KESADARAN SOSIAL DAN BUDAYA DALAM SENI PEMBEBASAN

Seni sebagai buah karya cipta manusia yang menampilkan keindahan sebagai hasil realisasi dari ide, imajinasi, fantasi, mimpi, dan/atau bentuk neurosis, tekanan mental, psikis, ketergantungan, ketidakberdayaan, kecemasan (anxiety), ketakutan (phobia), dan segala bentuk gangguan psikologis lainnya, mampu memberikan kontribusi bagi masyarakat dalam konteks sosial dan budaya. Ide-ide kreatif dalam karya seni adalah manifestasi dari kejeniusan seniman mensublimasikan bentuk represi sehingga menjadi sebuah karya seni yang indah. Perkembangan seni tidak hanya pada tataran keindahan tanpa makna, tetapi lebih jauh pada esensi yang terkandung dalam karya seni yang diciptakan, jadi bukan hanya bentuk fisik yang menampilkan keindahan estetis, namun dibalik karya seni memiliki roh yang mampu memberikan pencerahan yang mempengaruhi perenungan bagi penikmat atau audiensi untuk mencapai kesadaran estetis.

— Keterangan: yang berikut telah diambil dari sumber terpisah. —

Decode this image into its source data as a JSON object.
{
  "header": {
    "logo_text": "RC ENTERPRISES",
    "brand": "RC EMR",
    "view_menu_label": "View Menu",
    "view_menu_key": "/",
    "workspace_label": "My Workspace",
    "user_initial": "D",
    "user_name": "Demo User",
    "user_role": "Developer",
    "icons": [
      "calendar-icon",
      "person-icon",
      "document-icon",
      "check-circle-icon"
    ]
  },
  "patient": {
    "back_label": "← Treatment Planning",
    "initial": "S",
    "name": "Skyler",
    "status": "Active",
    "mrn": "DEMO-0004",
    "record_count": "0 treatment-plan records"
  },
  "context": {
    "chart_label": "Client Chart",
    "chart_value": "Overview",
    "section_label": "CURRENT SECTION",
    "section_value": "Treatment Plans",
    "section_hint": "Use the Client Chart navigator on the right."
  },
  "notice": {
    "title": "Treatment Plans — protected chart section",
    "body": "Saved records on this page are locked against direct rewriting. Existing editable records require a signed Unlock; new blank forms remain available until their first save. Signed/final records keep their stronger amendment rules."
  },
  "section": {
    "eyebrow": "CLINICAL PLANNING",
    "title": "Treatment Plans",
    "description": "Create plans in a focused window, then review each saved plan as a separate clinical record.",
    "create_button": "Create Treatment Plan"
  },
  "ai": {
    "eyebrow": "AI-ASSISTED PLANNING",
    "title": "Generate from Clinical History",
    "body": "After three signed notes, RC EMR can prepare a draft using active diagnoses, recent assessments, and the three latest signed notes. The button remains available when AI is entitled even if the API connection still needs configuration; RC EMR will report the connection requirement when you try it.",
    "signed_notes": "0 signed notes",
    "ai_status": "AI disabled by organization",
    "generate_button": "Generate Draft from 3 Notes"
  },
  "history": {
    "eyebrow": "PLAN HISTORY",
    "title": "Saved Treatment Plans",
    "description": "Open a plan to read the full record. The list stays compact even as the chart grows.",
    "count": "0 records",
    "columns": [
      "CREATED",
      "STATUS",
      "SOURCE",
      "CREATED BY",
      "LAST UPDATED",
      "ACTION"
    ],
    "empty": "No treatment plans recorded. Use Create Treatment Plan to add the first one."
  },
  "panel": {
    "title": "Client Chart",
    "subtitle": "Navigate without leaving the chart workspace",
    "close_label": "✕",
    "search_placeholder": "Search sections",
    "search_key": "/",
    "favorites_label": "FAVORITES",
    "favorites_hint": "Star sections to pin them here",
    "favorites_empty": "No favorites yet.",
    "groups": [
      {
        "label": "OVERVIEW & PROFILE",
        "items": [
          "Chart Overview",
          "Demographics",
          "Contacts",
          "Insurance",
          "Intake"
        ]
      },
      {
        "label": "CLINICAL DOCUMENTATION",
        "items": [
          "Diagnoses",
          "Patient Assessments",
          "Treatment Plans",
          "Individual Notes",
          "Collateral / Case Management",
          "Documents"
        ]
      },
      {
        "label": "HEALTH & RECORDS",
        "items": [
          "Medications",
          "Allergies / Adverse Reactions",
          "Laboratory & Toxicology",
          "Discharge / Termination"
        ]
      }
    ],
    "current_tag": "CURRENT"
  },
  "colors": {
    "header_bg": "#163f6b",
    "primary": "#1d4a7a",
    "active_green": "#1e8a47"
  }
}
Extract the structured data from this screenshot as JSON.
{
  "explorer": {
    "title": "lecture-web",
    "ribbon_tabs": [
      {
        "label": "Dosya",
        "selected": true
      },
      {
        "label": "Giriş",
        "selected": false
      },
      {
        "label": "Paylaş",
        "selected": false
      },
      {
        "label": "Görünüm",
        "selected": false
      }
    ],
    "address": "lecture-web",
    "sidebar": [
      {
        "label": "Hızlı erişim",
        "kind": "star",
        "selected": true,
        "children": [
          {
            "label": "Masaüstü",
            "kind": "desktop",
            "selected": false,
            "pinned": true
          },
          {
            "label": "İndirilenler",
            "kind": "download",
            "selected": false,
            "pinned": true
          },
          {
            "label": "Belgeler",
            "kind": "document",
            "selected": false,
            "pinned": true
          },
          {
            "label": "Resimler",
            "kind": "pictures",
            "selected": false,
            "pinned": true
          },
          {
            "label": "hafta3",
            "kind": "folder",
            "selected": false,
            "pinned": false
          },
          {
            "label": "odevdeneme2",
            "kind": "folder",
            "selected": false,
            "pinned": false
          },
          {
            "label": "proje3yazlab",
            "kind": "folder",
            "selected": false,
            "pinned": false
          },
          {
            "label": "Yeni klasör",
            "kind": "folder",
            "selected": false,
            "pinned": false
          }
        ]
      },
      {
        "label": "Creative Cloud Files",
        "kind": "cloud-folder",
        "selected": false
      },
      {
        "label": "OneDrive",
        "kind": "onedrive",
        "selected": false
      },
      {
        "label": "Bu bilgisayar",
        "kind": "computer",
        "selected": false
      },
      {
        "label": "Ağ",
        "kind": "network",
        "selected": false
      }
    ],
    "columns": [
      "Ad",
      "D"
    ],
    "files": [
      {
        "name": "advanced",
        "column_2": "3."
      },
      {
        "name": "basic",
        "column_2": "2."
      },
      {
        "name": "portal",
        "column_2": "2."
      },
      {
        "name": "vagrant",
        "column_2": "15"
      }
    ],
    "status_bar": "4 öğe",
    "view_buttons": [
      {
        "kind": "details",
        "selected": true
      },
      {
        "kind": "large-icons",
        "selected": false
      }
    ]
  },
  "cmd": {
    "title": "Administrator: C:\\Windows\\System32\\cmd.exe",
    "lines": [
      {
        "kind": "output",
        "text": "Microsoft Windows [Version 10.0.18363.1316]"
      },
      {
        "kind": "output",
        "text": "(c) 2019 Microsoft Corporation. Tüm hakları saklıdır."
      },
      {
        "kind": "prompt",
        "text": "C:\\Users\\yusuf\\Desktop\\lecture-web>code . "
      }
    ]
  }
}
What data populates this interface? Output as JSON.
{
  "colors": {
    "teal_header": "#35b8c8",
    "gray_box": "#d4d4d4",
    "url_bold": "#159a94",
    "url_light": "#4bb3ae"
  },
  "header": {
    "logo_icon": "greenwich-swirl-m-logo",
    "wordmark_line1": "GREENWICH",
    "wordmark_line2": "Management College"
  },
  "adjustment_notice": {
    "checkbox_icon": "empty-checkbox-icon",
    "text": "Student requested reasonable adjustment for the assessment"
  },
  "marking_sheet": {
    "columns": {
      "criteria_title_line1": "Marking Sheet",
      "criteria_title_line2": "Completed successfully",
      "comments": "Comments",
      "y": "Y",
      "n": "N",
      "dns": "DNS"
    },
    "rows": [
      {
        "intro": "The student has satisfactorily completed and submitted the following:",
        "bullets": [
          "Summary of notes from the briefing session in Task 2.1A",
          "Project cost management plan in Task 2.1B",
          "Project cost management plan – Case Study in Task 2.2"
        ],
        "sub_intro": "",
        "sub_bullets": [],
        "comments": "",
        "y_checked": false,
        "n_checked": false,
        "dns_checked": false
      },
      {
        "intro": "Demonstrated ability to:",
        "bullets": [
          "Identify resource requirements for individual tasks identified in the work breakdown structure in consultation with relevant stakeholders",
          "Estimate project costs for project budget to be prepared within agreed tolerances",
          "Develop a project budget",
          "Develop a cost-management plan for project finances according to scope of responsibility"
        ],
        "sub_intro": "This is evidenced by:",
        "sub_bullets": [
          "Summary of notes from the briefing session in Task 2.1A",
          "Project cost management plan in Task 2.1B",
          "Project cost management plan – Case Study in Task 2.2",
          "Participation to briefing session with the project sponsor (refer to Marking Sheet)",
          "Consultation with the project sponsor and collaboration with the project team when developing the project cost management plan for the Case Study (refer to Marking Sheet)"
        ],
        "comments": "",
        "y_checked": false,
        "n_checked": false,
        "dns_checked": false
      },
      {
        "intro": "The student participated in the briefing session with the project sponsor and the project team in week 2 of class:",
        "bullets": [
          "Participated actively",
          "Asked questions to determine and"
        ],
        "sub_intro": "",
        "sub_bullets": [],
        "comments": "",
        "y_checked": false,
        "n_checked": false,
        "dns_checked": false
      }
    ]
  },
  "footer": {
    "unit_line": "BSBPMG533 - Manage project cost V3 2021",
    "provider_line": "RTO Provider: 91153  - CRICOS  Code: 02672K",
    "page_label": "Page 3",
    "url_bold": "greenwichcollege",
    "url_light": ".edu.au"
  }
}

Estetika tidak lagi bersifat eksklusif dan elit karena masyarakat memiliki peran penting di dalamnya. Estetika, dalam perkembangannya tidak lagi menjadi monopoli, milik segelintir orang saja dalam masyarakat karena sebagian besar masyarakat mampu memiliki dan menikmati hasil-hasil karya seni (Marcuse dalam Sachari 2002: 31). Estetika seni dapat menjadi proses penyadaran bagi masyarakat pada tingkatan kesadaran dalam analisis Freire (Fakih dalam Moelyono 1997: xv), yaitu kesadaran yang magis (magical consciousness) yang tidak mampu melihat keterkaitan kemiskinan dengan sistem politik dan kebudayaan dan kesadaran kebudayaan naïf (naifal consciousness) memandang “aspek manusia” yang menjadi akar penyebab masalah masyarakat, timbulnya kemiskinan disebabkan “salah” masyarakat sendiri sehingga kebudayaan dan kesenian tidak mempertanyakan sistem dan struktur karena sudah dianggap baik dan benar merupakan faktor given, menuju pada perubahan sosial pada kesadaran kritis.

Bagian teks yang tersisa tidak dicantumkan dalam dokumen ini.